An Arabic work on alchemy, quoted by Goethe

Morienus (Romanus). De transfiguratione metallorum, et occulta, summaque antiquorum philosophorum medicina, libellus. [Chrysorrhemon]: sive de arte chymica.

Hanau, Wilhelm Antonius, 1593.

8vo. 79, (1) pp.

(Bound after) II: Mock, Jakob. De causis concretionis et dissolutionis rerum quarundam, tam extra quam intra corpus humanum. Tractatio historica, philosophica et medica, secundum veterum ac recentiorum placita descripta, & in tres partes distributa. Freiburg im Breisgau, Martin Böckler, 1596. (16), 288, (14) pp., final blank leaf. Contemporary full vellum; lacks ties.

 6,500.00

Final and best 16th century edition of this alchemical work originally written in Arabic, the first edition having appeared at Paris in 1559. The legendary Byzantine monk Morienus is said to have gone to Alexandria to study with the Arabian scholar Adfar, whose favourite student he became.
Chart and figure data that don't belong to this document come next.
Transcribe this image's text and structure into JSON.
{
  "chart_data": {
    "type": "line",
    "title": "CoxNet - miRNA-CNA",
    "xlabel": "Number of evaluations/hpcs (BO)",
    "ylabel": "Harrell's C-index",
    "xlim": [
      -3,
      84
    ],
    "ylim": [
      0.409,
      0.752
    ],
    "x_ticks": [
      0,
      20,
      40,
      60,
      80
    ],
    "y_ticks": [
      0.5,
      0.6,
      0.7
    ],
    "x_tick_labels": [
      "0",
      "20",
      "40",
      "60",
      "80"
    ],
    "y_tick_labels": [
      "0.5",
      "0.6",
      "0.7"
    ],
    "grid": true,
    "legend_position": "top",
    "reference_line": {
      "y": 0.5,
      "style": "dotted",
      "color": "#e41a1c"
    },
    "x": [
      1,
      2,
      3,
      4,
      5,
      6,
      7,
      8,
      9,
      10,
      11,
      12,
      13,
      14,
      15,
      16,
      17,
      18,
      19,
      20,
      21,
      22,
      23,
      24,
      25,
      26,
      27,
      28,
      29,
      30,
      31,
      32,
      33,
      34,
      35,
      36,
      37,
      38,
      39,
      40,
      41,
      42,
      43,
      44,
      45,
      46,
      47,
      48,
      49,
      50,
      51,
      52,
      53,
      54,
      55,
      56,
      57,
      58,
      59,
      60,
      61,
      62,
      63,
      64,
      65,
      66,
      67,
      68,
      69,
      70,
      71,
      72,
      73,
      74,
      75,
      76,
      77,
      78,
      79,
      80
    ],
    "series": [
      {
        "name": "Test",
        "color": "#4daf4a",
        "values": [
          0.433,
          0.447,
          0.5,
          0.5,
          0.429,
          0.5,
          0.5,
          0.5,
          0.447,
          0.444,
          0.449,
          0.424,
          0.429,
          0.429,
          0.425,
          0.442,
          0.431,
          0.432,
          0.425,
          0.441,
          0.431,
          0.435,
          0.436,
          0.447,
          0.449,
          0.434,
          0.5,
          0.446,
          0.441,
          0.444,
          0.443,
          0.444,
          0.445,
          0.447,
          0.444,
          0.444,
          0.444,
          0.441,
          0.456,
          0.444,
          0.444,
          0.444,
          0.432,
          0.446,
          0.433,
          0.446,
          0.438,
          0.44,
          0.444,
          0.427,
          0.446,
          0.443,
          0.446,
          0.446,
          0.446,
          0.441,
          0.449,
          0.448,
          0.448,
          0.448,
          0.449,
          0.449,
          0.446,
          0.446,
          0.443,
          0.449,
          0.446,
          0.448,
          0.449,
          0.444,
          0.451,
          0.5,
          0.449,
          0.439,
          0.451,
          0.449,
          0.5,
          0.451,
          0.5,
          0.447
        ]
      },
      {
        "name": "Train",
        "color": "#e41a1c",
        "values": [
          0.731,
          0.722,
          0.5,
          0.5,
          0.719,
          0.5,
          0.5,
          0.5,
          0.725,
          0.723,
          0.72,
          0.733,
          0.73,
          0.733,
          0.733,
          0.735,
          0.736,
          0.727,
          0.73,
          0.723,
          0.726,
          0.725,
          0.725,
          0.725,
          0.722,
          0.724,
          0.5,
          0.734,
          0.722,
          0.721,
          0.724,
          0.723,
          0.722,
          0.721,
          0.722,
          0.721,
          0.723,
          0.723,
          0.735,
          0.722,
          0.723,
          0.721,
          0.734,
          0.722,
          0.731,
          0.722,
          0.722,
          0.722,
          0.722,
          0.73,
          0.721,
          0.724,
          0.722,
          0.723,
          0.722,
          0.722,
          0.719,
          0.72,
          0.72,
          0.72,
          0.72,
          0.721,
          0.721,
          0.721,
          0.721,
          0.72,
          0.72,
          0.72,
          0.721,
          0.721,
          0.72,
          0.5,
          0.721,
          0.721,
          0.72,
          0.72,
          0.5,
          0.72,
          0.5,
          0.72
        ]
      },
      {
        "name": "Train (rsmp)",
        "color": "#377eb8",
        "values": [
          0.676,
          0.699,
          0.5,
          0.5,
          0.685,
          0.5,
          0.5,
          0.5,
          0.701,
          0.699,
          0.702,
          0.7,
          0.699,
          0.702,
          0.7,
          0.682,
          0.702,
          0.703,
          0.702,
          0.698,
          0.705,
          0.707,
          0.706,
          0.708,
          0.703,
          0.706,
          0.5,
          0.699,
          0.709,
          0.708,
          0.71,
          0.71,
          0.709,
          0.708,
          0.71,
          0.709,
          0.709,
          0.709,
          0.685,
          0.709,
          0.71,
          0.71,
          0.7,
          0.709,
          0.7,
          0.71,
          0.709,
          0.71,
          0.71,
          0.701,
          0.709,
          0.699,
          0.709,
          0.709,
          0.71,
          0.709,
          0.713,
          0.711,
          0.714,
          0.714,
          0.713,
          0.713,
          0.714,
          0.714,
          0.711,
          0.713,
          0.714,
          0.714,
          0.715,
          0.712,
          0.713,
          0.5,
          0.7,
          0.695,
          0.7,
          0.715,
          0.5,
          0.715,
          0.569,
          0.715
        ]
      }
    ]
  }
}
Subsequently settling in Jerusalem as a hermit, he devoted his life to the hermetic arts before he learned that Khalid, the Sultan of Egypt, "was desirous to find some one who could interpret for him the writings of Hermes and of Adfar" (Ferguson II, 109). Morienus supposedly went to Egypt and instructed Khalid in the art of creating the elixir for the philosopher's stone. "The ultimate fate of Morienus is unknown, but his conversations with Kalid must have been committed to writing, and they may have come to the West about the time of the Crusades. They were in Arabic, but to make them available they were translated into Latin in February, 1182, by Robertus Castrensis, with a short preface" (Ferguson). No Arabic sources have been discovered, for which reason the attribution has been considered apocryphal, but the author does use chemical terminology with Arabic roots, such as "al-natron". The book marks the beginning of western preoccupation with alchemy, previously almost entirely unknown in medieval central Europe, and even Goethe quotes from it in his "Theory of Colours".

II: Bound first is a rare medical work by Jakob Mock, professor at Freiburg and a good friend of Fabricius Hildanus. This would seem to be part 1 only (caption title: "De aquarum quarundam affectionibus ratione coagulationis vel indurationis & dissolutinis, & alias"); no more published.

Unidentified 19th century library stamp to front pastedown. Covers slightly warped; long yapp edge of the vellum binding trimmed away along lower half of the book. Interior lightly browned, some light, mainly marginal spotting and brownstaining, a few darker spots occasionally affecting letters. Old handwritten ownership of "Claudius Cuppinius" on title-page of Mock's work, with an additional note in the same hand, dated 1691, on the flyleaf.

References

I: VD 16, M 6354. Wellcome 4458. Neu 2849. Duveen 413f. Schmieder, Geschichte der Alchemie, p. 123. Brüning 646. Mellon Collection 50 (illustrated p. 160). Cf. Ferguson II, 108f. Not in Adams or BM-STC German.

II: VD 16, M 5707. BM-STC German 623. Adams M 1528. Durling 3199. Wellcome 4372. Jöcher III, 563.